The target to see people who have been referred for psychological therapies within 18 weeks is important. As you said, currently only 81 per cent of people are being seen within that timescale, and that position has been broadly static for a while. Five health boards currently meet the target.
Members will not be surprised to hear that SAMH supports the call for an independent inquiry into why current targets have not been met, given that we made that call, but beyond that there is much that we could learn if we looked a little more into the statistics, which come out regularly. For example, we know that NHS Greater Glasgow and Clyde and NHS Ayrshire and Arran deal with notably more referrals per head of population than other health boards. Glasgow is one of the boards that is meeting the waiting time target. We would like to know why it is able to do that, given that it deals with more referrals per head of population.
We would like to know more about what therapies are being provided. A couple of years ago, we made some freedom of information requests and found that the majority of health boards could not tell us much about equalities data, for example, so we do not know whether different groups are getting more or less access to psychological therapies. We question why health boards are not collecting that data or aggregating it in a way that enables them to review what is going on. Boards were not collecting, at aggregate level, details of the therapies that were being provided, so they could not tell us what they were providing. Of course, that is recorded at the individual level but, if it is not reviewed at board level, we question how boards know what they need to plan for.
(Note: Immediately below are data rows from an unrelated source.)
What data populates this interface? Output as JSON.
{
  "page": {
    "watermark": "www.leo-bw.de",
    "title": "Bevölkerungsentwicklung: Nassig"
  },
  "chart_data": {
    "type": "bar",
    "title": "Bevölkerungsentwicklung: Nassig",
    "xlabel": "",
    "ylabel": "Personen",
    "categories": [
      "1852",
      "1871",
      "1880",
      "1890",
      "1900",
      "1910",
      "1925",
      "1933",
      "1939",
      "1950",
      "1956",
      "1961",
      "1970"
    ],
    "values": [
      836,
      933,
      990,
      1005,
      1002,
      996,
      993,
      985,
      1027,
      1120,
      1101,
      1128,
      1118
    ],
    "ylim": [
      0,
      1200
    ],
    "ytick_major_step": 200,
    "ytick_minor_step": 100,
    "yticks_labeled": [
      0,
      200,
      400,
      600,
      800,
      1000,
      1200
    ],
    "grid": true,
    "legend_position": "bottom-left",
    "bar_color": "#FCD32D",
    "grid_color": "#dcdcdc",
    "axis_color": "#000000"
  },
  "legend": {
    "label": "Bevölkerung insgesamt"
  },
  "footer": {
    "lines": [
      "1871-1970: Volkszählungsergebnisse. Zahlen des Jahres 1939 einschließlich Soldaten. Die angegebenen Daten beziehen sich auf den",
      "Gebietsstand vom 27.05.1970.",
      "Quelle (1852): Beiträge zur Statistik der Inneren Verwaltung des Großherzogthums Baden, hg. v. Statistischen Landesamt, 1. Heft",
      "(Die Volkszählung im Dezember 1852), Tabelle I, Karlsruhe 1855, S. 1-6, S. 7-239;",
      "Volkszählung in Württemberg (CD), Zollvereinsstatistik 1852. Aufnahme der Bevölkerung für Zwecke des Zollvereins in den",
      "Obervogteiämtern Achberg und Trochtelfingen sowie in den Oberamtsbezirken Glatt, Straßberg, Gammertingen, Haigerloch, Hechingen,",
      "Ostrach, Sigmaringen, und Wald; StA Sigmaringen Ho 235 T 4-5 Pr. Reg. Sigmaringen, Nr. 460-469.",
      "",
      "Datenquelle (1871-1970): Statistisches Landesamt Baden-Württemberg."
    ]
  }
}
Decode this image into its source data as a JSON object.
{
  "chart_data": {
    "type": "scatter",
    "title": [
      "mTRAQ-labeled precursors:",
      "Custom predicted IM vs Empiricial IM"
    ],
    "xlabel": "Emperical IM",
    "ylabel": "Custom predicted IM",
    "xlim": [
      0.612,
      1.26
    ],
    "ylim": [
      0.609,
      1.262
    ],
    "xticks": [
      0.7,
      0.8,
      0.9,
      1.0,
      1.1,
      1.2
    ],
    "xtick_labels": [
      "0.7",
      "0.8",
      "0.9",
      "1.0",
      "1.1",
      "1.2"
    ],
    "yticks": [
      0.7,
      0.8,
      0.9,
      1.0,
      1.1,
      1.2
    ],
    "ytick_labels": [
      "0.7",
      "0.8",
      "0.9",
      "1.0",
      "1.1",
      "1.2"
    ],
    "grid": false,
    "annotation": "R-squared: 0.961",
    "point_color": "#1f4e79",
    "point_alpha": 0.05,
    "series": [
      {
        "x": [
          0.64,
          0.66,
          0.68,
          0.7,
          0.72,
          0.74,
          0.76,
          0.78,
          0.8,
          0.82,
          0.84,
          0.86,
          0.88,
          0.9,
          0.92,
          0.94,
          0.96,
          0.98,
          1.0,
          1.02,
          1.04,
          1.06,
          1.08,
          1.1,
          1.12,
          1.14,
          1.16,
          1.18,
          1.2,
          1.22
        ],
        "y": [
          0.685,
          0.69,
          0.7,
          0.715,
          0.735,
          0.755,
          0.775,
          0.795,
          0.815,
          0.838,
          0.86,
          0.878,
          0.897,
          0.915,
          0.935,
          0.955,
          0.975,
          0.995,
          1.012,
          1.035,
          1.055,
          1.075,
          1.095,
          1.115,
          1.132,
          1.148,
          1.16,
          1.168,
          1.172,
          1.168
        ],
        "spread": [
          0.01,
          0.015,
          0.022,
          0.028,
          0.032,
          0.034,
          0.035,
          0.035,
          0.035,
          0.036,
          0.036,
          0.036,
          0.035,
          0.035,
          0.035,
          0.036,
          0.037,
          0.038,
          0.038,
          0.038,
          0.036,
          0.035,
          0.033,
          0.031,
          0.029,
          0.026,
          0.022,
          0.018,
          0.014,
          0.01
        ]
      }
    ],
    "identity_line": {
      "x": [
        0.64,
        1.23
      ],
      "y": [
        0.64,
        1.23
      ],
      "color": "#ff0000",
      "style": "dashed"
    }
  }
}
There is a lot more that we would like to understand about the good practice that is going on and about what we can learn. There is good practice in England, where the improving access to psychological therapies programme seems to be getting good results, with 61 per cent of people being seen within 28 days. There has been investment in 3,000 new therapists, so quite a lot of funding is going into the initiative. There is a lot that we could look at to see what we can learn.
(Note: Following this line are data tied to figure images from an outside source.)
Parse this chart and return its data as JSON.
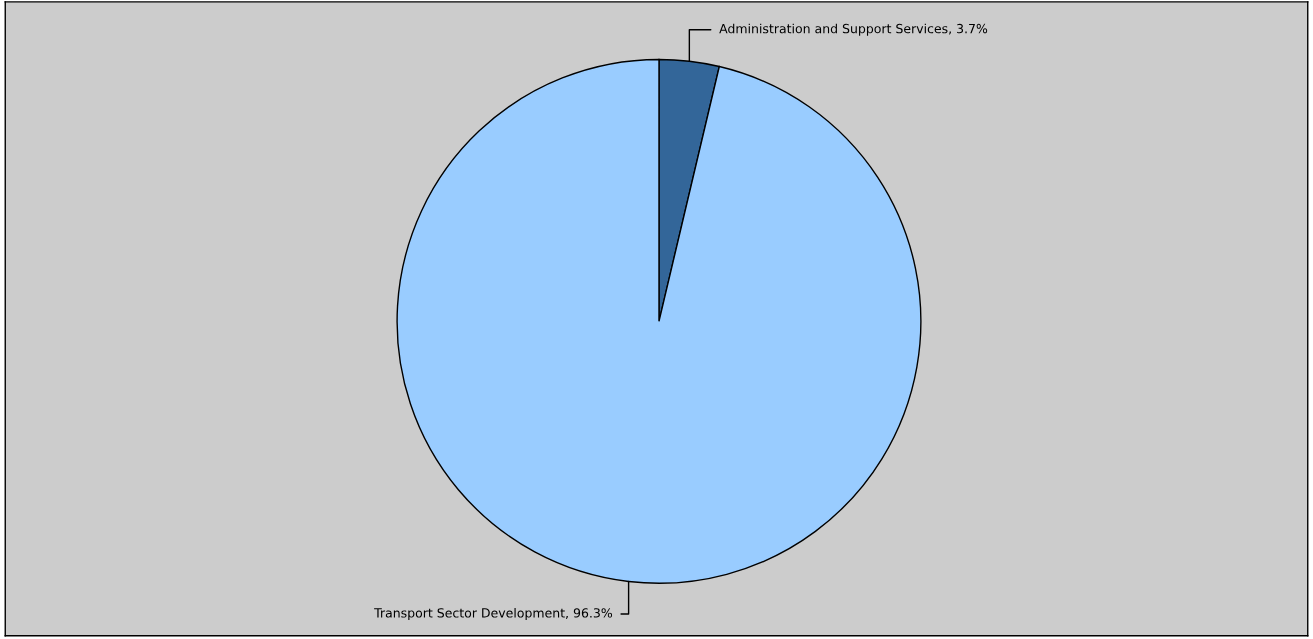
{
  "chart_data": {
    "type": "pie",
    "categories": [
      "Administration and Support Services",
      "Transport Sector Development"
    ],
    "values": [
      3.7,
      96.3
    ],
    "value_labels": [
      "3.7%",
      "96.3%"
    ],
    "colors": [
      "#336699",
      "#99ccff"
    ],
    "legend": false
  }
}
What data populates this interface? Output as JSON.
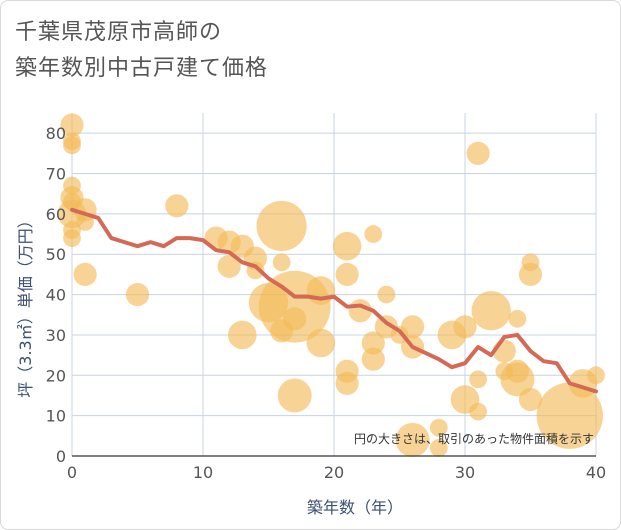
{
  "title_lines": [
    "千葉県茂原市高師の",
    "築年数別中古戸建て価格"
  ],
  "chart_data": {
    "type": "scatter",
    "title": "千葉県茂原市高師の築年数別中古戸建て価格",
    "xlabel": "築年数（年）",
    "ylabel": "坪（3.3㎡）単価（万円）",
    "xlim": [
      0,
      40
    ],
    "ylim": [
      0,
      85
    ],
    "xticks": [
      0,
      10,
      20,
      30,
      40
    ],
    "yticks": [
      0,
      10,
      20,
      30,
      40,
      50,
      60,
      70,
      80
    ],
    "grid": true,
    "note": "円の大きさは、取引のあった物件面積を示す",
    "colors": {
      "bubble": "#f2b955",
      "trend": "#d46a56",
      "grid": "#c9d3e4"
    },
    "points": [
      {
        "x": 0,
        "y": 82,
        "size": 3
      },
      {
        "x": 0,
        "y": 78,
        "size": 2
      },
      {
        "x": 0,
        "y": 77,
        "size": 2
      },
      {
        "x": 0,
        "y": 67,
        "size": 2
      },
      {
        "x": 0,
        "y": 64,
        "size": 3
      },
      {
        "x": 0,
        "y": 63,
        "size": 2
      },
      {
        "x": 0,
        "y": 60,
        "size": 4
      },
      {
        "x": 0,
        "y": 56,
        "size": 2
      },
      {
        "x": 0,
        "y": 54,
        "size": 2
      },
      {
        "x": 1,
        "y": 61,
        "size": 3
      },
      {
        "x": 1,
        "y": 58,
        "size": 2
      },
      {
        "x": 1,
        "y": 45,
        "size": 3
      },
      {
        "x": 5,
        "y": 40,
        "size": 3
      },
      {
        "x": 8,
        "y": 62,
        "size": 3
      },
      {
        "x": 11,
        "y": 54,
        "size": 3
      },
      {
        "x": 12,
        "y": 53,
        "size": 3
      },
      {
        "x": 12,
        "y": 47,
        "size": 3
      },
      {
        "x": 13,
        "y": 52,
        "size": 3
      },
      {
        "x": 13,
        "y": 30,
        "size": 4
      },
      {
        "x": 14,
        "y": 49,
        "size": 3
      },
      {
        "x": 14,
        "y": 46,
        "size": 2
      },
      {
        "x": 15,
        "y": 38,
        "size": 6
      },
      {
        "x": 16,
        "y": 57,
        "size": 8
      },
      {
        "x": 16,
        "y": 31,
        "size": 3
      },
      {
        "x": 16,
        "y": 48,
        "size": 2
      },
      {
        "x": 17,
        "y": 37,
        "size": 12
      },
      {
        "x": 17,
        "y": 34,
        "size": 3
      },
      {
        "x": 17,
        "y": 15,
        "size": 5
      },
      {
        "x": 19,
        "y": 41,
        "size": 4
      },
      {
        "x": 19,
        "y": 28,
        "size": 4
      },
      {
        "x": 21,
        "y": 52,
        "size": 4
      },
      {
        "x": 21,
        "y": 45,
        "size": 3
      },
      {
        "x": 21,
        "y": 21,
        "size": 3
      },
      {
        "x": 21,
        "y": 18,
        "size": 3
      },
      {
        "x": 22,
        "y": 36,
        "size": 3
      },
      {
        "x": 23,
        "y": 55,
        "size": 2
      },
      {
        "x": 23,
        "y": 28,
        "size": 3
      },
      {
        "x": 23,
        "y": 24,
        "size": 3
      },
      {
        "x": 24,
        "y": 40,
        "size": 2
      },
      {
        "x": 24,
        "y": 32,
        "size": 3
      },
      {
        "x": 25,
        "y": 30,
        "size": 2
      },
      {
        "x": 26,
        "y": 32,
        "size": 3
      },
      {
        "x": 26,
        "y": 27,
        "size": 3
      },
      {
        "x": 26,
        "y": 4,
        "size": 5
      },
      {
        "x": 28,
        "y": 7,
        "size": 2
      },
      {
        "x": 28,
        "y": 2,
        "size": 2
      },
      {
        "x": 29,
        "y": 30,
        "size": 4
      },
      {
        "x": 30,
        "y": 32,
        "size": 3
      },
      {
        "x": 30,
        "y": 14,
        "size": 4
      },
      {
        "x": 31,
        "y": 75,
        "size": 3
      },
      {
        "x": 31,
        "y": 19,
        "size": 2
      },
      {
        "x": 31,
        "y": 11,
        "size": 2
      },
      {
        "x": 32,
        "y": 36,
        "size": 6
      },
      {
        "x": 33,
        "y": 26,
        "size": 3
      },
      {
        "x": 33,
        "y": 21,
        "size": 2
      },
      {
        "x": 34,
        "y": 34,
        "size": 2
      },
      {
        "x": 34,
        "y": 21,
        "size": 3
      },
      {
        "x": 34,
        "y": 19,
        "size": 5
      },
      {
        "x": 35,
        "y": 48,
        "size": 2
      },
      {
        "x": 35,
        "y": 45,
        "size": 3
      },
      {
        "x": 35,
        "y": 14,
        "size": 3
      },
      {
        "x": 38,
        "y": 10,
        "size": 11
      },
      {
        "x": 39,
        "y": 18,
        "size": 4
      },
      {
        "x": 40,
        "y": 20,
        "size": 2
      }
    ],
    "trend": {
      "x": [
        0,
        1,
        2,
        3,
        4,
        5,
        6,
        7,
        8,
        9,
        10,
        11,
        12,
        13,
        14,
        15,
        16,
        17,
        18,
        19,
        20,
        21,
        22,
        23,
        24,
        25,
        26,
        27,
        28,
        29,
        30,
        31,
        32,
        33,
        34,
        35,
        36,
        37,
        38,
        39,
        40
      ],
      "y": [
        61,
        60,
        59,
        54,
        53,
        52,
        53,
        52,
        54,
        54,
        53.5,
        51,
        50.5,
        48,
        47,
        44,
        42,
        39.5,
        39.5,
        39,
        39.5,
        37,
        37.3,
        36,
        33,
        31,
        27,
        25.5,
        24,
        22,
        23,
        27,
        25,
        29.5,
        30,
        26,
        23.5,
        23,
        18,
        17,
        16
      ]
    }
  }
}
The vision document talks about rolling out computerised cognitive behavioural therapy for people to help to meet the target. There is an evidence base for computerised CBT, and it can work for many people, but other approaches have an equivalent evidence base, such as one-to-one CBT and behavioural activation. In the interests of choice, we would like approaches that have just as strong an evidence base to be rolled out, too.
A lot of people are waiting for services. At the end of the last quarter, I think that 18,000 people were waiting to start treatment. There is a lot that we need to learn. We would like the target to come down to 12 weeks, to bring it more into line with other health service targets. We are not sure why the target in mental health should be higher.
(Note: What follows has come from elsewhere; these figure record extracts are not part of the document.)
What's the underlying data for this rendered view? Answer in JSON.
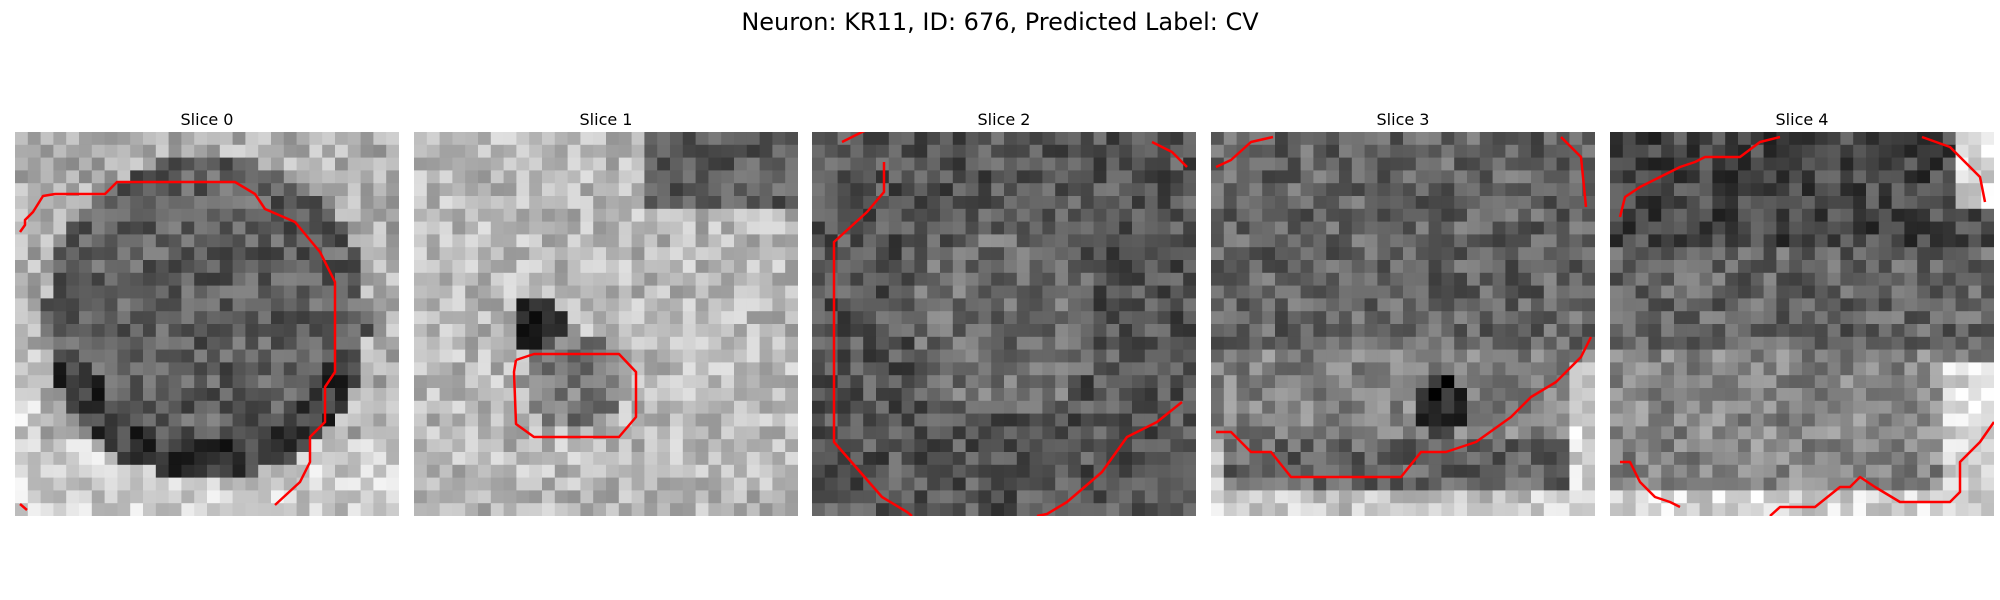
{
  "figure": {
    "title": "Neuron: KR11, ID: 676, Predicted Label: CV"
  },
  "slices": [
    {
      "title": "Slice 0"
    },
    {
      "title": "Slice 1"
    },
    {
      "title": "Slice 2"
    },
    {
      "title": "Slice 3"
    },
    {
      "title": "Slice 4"
    }
  ],
  "colors": {
    "contour": "#ff0000"
  }
}
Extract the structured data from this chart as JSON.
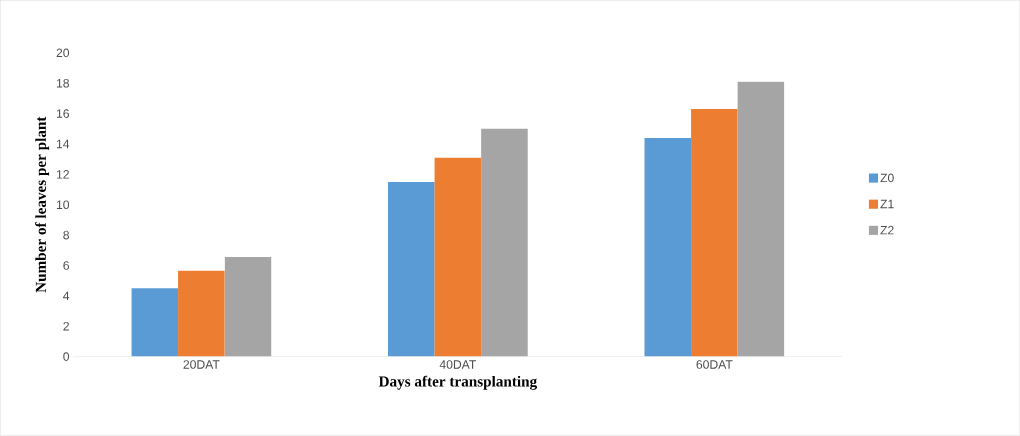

You asked whether we support the target continuing. We are doing a bit of policy work internally to inform our position on the national review into targets and indicators for health and social care, on which the committee recently took evidence. We have not reached a final position on that. We are wary of losing mental health targets, because targets drive investment and improvement, but we accept that we might be able to do something better if we took a wider approach, particularly on the psychological therapies target. We know a great deal about how long people wait and the points on their journey, but we do not really know whether people felt better at the end of their treatment and what helped or did not help them. We think that the target could be improved, but we hope that we do not move away from it entirely without giving it careful thought.